Burundi news, le 16/06/2011
Par Emmanuel Bamekanye
Burundi : Vous avez bien dit
post-ethnique ?
Repenser l’engagement politique dans le contexte actuel. Enjeux, défis et
perspectives.
Justification
Certains de nos concitoyens pensent que nous avons vidé le contentieux ethnique,
et que nous serions passés à un Burundi post-ethnique. Ils en veulent pour
preuve les conclusions tirées du récent rapport du NDI – Le chemin devant – dans
lequel 500 électeurs burundais sondés dans des groupes de discussion au sortir
des urnes de 2010 déclarent ne plus tenir compte de la dimension ethnique dans
le choix de leurs dirigeants. Nous vivons dans un pays schizophrène, dans la
mesure où, paradoxalement, Arusha nous impose un jeu d’équilibres ethniques où,
sur des listes bloquées, les électeurs sont obligés de choisir des dirigeants
représentant les différentes communautés ethniques du Burundi. Un système de
cooptation permet aussi une représentation des Batwa, véritables damnés de la
terre burundaise et des institutions de notre république.

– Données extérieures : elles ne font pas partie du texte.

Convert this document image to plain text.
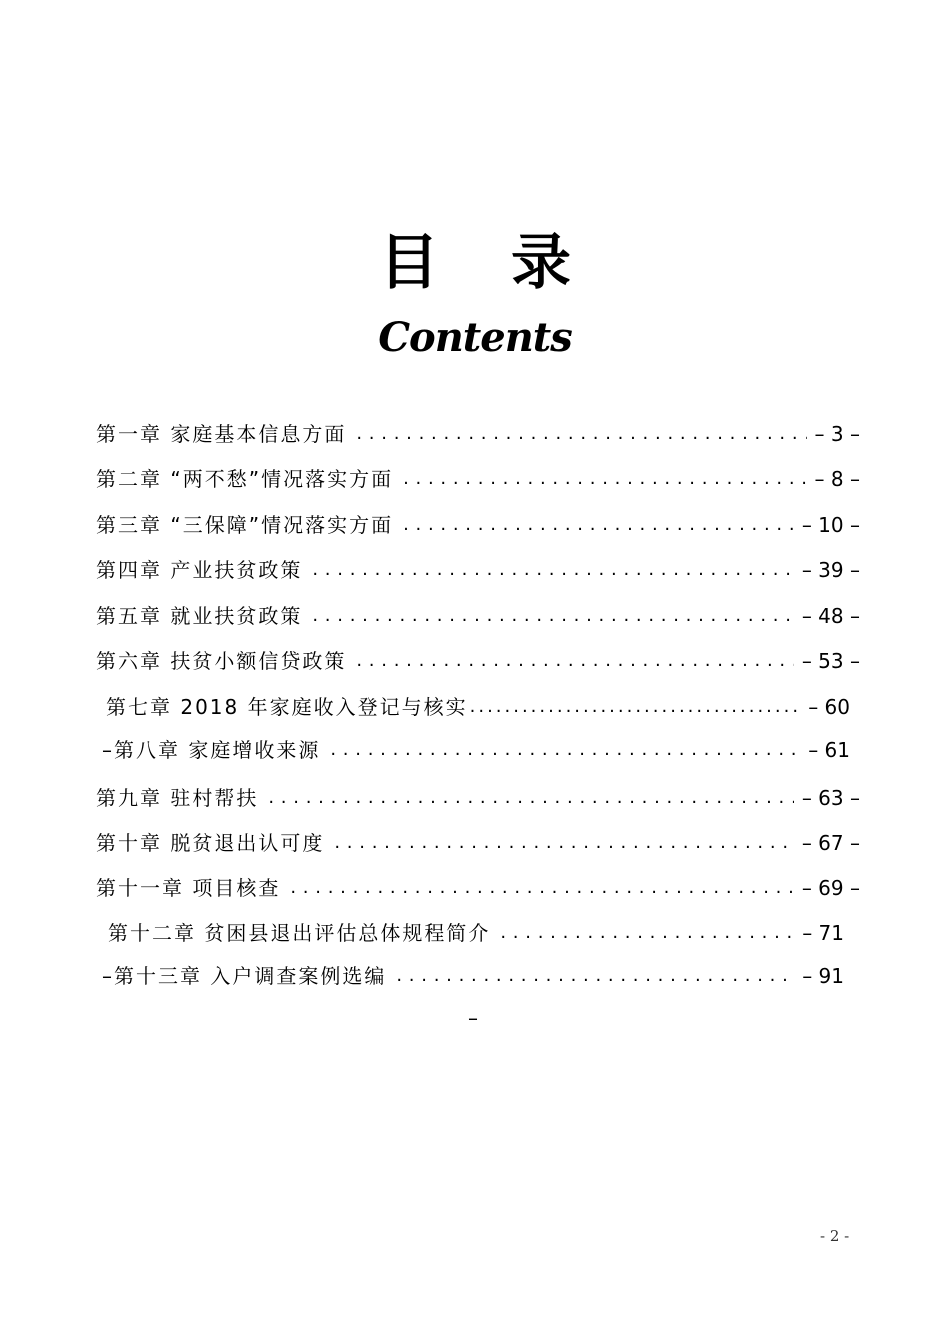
目录
Contents
第一章 家庭基本信息方面 . . .	– 3 –
第二章 “两不愁”情况落实方面 . . .	– 8 –
第三章 “三保障”情况落实方面 . . .	– 10 –
第四章 产业扶贫政策 . . .	– 39 –
第五章 就业扶贫政策 . . .	– 48 –
第六章 扶贫小额信贷政策 . . .	– 53 –
第七章 2018 年家庭收入登记与核实 .....	– 60
–第八章 家庭增收来源 . . .	– 61
第九章 驻村帮扶 . . .	– 63 –
第十章 脱贫退出认可度 . . .	– 67 –
第十一章 项目核查 . . .	– 69 –
第十二章 贫困县退出评估总体规程简介 . . .	– 71
–第十三章 入户调查案例选编 . . .	– 91
–
- 2 -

Sans entrer dans la polémique déclenchée par ce bricolage institutionnel qui,
quelque gauche qu’il soit, nous a jusqu’ici assuré une paix relative, après des
décennies de tragédies sans nom, nous pouvons constater que le discours
politique burundais, repris comme une sorte d’incantation par divers acteurs,
nationaux et internationaux, soutient que la question ethnique n’a plus de
pertinence dans l’espace public. La gestion calamiteuse des fonds publics et des
enjeux sécuritaires par la nouvelle équipe donne aux tenants de ce discours des
munitions supplémentaires : dominé par la majorité hutu, le leadership politique
actuel ne parvient pas à faire mieux que les régimes précédents, comme pour
faire la preuve que, quelle que soit l’ethnie des dirigeants, la politique
burundaise est la même : la corruption règne partout, les prisons sont pleines,
les exécutions extrajudiciaires continuent et Bujumbura capte invariablement la
majeure partie des ressources du pays, laissant l’arrière pays à son dénuement,
etc. Plus ça change… plus c’est la même chose, diraient les cyniques. Désormais,
soutiennent certains, il faut placer la lutte uniquement sur le terrain de la
bonne gouvernance et de la défense des droits humains. La preuve en est que,
dans les interactions de la vie quotidienne, les Burundais sont déjà passé à
autre chose…
Au-delà et en marge des cadres institutionnels classiques comme les partis
politiques, l’engagement politique au Burundi ne s’est jamais aussi bien porté :
à travers les médias, à travers la société civile, à travers les ONG, nombre de
Burundais s’investissent pour redonner du sens à l’appartenance à la communauté
nationale. On pourrait se demander si cet engagement suit encore les lignes de
fracture ethnique ou s’il reflète lui aussi, s’il reflète déjà, ce Burundi
post-ethnique. On pourrait aussi se demander si le grand déballage mémoriel
auquel nous prépare la Commission Vérité et réconciliation, que nous attendons
toujours, risque de compromettre cet élan vers la liquidation du contentieux
ethnique.
La conférence que je propose se donne comme objectif d’explorer ces voies et
moyens de cheminer vers des lendemains qui chantent, parce que, précisément, ils
ne sont plus placés sous la signe de la confrontation ethnique, de la guerre de
tous contre tous.
Avons-nous vraiment vidé le contentieux ethnique ?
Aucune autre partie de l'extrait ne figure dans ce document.